This project aims to study the shipping status from an e-commerce company, aiming to identify and understand late deliveries to improve customer experience. The dataset is obtained from Kaggle, and the analysis notebook is uploaded to Google Colab
- Data Wrangling with pandas
- EDA with seaborn
- Feature Selection and Scaling
- Sample Balancing with RandomOverSampler
- Classification with Machine Learning algorithms, Ensemble Methods, and Artificial Neural Network
The dataset contains 12 columns, with a total of 10999 rows.
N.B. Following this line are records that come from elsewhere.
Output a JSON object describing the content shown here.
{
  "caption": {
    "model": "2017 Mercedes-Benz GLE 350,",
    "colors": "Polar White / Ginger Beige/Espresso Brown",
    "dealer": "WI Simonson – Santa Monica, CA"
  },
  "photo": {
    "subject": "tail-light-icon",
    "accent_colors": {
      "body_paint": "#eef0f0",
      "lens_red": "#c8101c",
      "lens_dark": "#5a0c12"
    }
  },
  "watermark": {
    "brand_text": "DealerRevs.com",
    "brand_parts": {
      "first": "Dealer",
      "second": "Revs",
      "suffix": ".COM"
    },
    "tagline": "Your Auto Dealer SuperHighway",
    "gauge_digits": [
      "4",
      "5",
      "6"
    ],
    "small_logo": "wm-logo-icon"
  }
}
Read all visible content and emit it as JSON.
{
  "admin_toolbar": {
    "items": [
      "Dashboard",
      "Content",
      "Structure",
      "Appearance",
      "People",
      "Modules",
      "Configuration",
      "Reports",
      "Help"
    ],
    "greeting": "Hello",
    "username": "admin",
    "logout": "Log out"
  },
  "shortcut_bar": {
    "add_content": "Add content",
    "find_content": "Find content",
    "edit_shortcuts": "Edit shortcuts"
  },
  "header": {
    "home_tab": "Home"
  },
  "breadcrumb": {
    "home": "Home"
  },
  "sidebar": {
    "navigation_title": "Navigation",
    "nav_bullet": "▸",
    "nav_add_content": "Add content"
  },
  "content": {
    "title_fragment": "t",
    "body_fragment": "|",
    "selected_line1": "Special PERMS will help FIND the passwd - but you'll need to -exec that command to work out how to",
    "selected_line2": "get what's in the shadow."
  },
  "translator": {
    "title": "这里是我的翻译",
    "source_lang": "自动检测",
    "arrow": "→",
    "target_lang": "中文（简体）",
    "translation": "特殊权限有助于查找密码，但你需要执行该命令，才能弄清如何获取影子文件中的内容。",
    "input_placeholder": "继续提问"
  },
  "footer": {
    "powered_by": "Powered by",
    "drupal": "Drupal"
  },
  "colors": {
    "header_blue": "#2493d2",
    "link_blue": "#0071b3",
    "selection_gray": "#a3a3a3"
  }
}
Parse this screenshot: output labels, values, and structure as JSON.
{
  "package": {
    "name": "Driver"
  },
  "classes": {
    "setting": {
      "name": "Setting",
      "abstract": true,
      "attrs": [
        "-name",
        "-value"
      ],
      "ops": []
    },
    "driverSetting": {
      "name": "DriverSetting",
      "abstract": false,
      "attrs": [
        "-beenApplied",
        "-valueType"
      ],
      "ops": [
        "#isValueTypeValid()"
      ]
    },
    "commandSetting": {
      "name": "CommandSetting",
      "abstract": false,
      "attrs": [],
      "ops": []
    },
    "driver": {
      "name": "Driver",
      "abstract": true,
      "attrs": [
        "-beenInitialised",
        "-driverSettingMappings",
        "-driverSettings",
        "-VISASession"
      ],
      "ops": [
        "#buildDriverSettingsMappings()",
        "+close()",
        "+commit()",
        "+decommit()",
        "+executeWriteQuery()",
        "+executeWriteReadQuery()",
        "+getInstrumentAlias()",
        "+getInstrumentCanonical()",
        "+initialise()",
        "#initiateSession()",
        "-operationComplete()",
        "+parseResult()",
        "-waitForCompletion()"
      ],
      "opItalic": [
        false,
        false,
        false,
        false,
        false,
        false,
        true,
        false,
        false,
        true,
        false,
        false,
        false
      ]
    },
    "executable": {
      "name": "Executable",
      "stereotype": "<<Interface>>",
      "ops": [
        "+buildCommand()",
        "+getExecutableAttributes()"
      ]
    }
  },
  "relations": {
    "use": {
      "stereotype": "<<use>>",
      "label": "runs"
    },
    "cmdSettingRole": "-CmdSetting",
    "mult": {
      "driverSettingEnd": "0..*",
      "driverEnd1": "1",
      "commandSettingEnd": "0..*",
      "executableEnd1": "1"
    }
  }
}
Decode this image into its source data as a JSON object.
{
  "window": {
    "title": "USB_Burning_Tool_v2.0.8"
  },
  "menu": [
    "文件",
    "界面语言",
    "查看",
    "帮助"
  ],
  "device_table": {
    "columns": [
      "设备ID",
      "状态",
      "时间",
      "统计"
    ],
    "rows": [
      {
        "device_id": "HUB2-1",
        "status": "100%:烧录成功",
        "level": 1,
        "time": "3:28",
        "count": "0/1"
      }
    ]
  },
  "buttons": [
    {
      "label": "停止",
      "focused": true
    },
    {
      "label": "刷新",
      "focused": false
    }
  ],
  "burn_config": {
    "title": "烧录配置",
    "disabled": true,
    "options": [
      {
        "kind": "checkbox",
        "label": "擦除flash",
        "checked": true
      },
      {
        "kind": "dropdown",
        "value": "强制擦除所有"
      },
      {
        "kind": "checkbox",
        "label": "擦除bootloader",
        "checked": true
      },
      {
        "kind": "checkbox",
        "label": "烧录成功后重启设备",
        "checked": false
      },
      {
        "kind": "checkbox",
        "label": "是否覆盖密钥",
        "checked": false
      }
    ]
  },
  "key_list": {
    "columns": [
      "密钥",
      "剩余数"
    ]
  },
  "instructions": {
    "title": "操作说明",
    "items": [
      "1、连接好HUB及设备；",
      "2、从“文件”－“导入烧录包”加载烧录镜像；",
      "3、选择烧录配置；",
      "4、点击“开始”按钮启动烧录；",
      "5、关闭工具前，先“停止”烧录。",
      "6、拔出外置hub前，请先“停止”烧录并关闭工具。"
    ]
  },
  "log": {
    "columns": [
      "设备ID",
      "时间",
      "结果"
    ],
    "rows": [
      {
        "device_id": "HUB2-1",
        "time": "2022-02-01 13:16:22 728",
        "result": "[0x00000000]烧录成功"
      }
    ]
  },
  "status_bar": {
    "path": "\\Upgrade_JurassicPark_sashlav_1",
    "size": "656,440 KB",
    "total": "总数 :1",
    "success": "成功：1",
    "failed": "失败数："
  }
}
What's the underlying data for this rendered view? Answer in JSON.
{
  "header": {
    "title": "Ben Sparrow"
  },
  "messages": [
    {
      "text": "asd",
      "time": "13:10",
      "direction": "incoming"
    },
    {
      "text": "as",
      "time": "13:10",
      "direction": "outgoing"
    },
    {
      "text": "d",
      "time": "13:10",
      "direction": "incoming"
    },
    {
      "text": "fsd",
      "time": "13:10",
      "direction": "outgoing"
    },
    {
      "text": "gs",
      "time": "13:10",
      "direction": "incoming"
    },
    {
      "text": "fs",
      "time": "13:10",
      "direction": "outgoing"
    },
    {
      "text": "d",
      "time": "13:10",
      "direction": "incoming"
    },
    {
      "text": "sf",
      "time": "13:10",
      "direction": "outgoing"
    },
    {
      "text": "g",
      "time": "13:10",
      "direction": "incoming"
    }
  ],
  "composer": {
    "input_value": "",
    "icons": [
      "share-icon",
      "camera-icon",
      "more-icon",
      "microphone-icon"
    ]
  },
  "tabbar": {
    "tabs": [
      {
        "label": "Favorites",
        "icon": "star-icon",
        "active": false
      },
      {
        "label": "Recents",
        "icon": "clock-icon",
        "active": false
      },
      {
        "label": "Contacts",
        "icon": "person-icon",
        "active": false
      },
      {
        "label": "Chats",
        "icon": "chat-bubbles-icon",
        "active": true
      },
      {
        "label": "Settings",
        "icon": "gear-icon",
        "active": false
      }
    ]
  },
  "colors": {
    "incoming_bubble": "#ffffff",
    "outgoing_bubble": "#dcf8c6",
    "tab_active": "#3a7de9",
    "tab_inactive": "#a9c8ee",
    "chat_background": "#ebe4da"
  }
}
The target variable is Reached.on.Time_Y.N.
| Variable Name | Description | Data Type |
|---|---|---|
| ID | Unique ID for each shipment | int64 |
| Warehouse_block | Name of warehouse block (A,B,C,D, F) | object |
| Mode_of_Shipment | Mode of shipment (Flight, Road, Ship) | object |
| Customer_care_calls | Number of calls from customer | int64 |
| Customer_rating | Customer's shipment rating (1-5) | int64 |
| Cost_of_the_Product | Product's prices | int64 |
| Prior_purchases | Number of previous purchases | int64 |
| Product_importance | Degree of importance (low, medium, high) | object |
| Gender | Customer's gender | object |
| Discount_offered | Discount offered on that specific product | int64 |
| Weight_in_gms | Product's weight in grams | int64 |
| Reached.on.Time_Y.N | Whether the shipment arrived as scheduled (0,1) | int64 |
| - Shipping_Ecommerce
| -- data Contains the raw dataset
| --- customer_data.csv
| -- E-commerce Shipping Analysis - Project Report.pdf Contains details about the analysis with findings
| -- E_commerce_shipping_analysis.ipynb Contains the source codes
| -- LICENSE MIT License
| -- README.md Project Overview
As we carried out our feature selection step, it was apparent that only 2 variables: Discount_offered and Weight_in_gms seem to have determining impact on shipment's status. Due to the lack of additional domain knowledge, it is challenging to explain the reasons behind this issue.
However, we can infer that, although the classification task with two independent variables is simpler, it still presents a probabilistic problem that benefits from using Machine Learning. While the simple thresholds of these two variables can be used to flag any potentially delayed order, the fact that we are providing an accurate model that can analyze each case by their specific value and render probabilistic outputs makes this process more efficient and precise. Moreover, our report explores the instrinsic relationship between these variables and other features, presenting the argument that they also carry implicit information regarding Product_importance.
A final consideration to be made here is that additional inputs to the model would be beneficial, particularly by aggregating data related to the shipment contracts and specifications with the supplier for each order. We believe that this would aid the models in interpreting the impacts of the actual shipping to delivery times. We hypothesize that orders with low discount and “problematic” weight ranges translate to particular shipping contract specifications that reflect a lower priority by the shipment providers. Therefore, including this sort of data would further help improve the results.
Nevertheless, we believe that our current findings already suffice to address the presented problem. The models used correctly address the matter of identifying potential delays, specially when considering the patterns in our confusion matrix and classification report. Since the model tends to rarely miss the indication of actual delays, most problematic shippings will be successfully flagged to the management.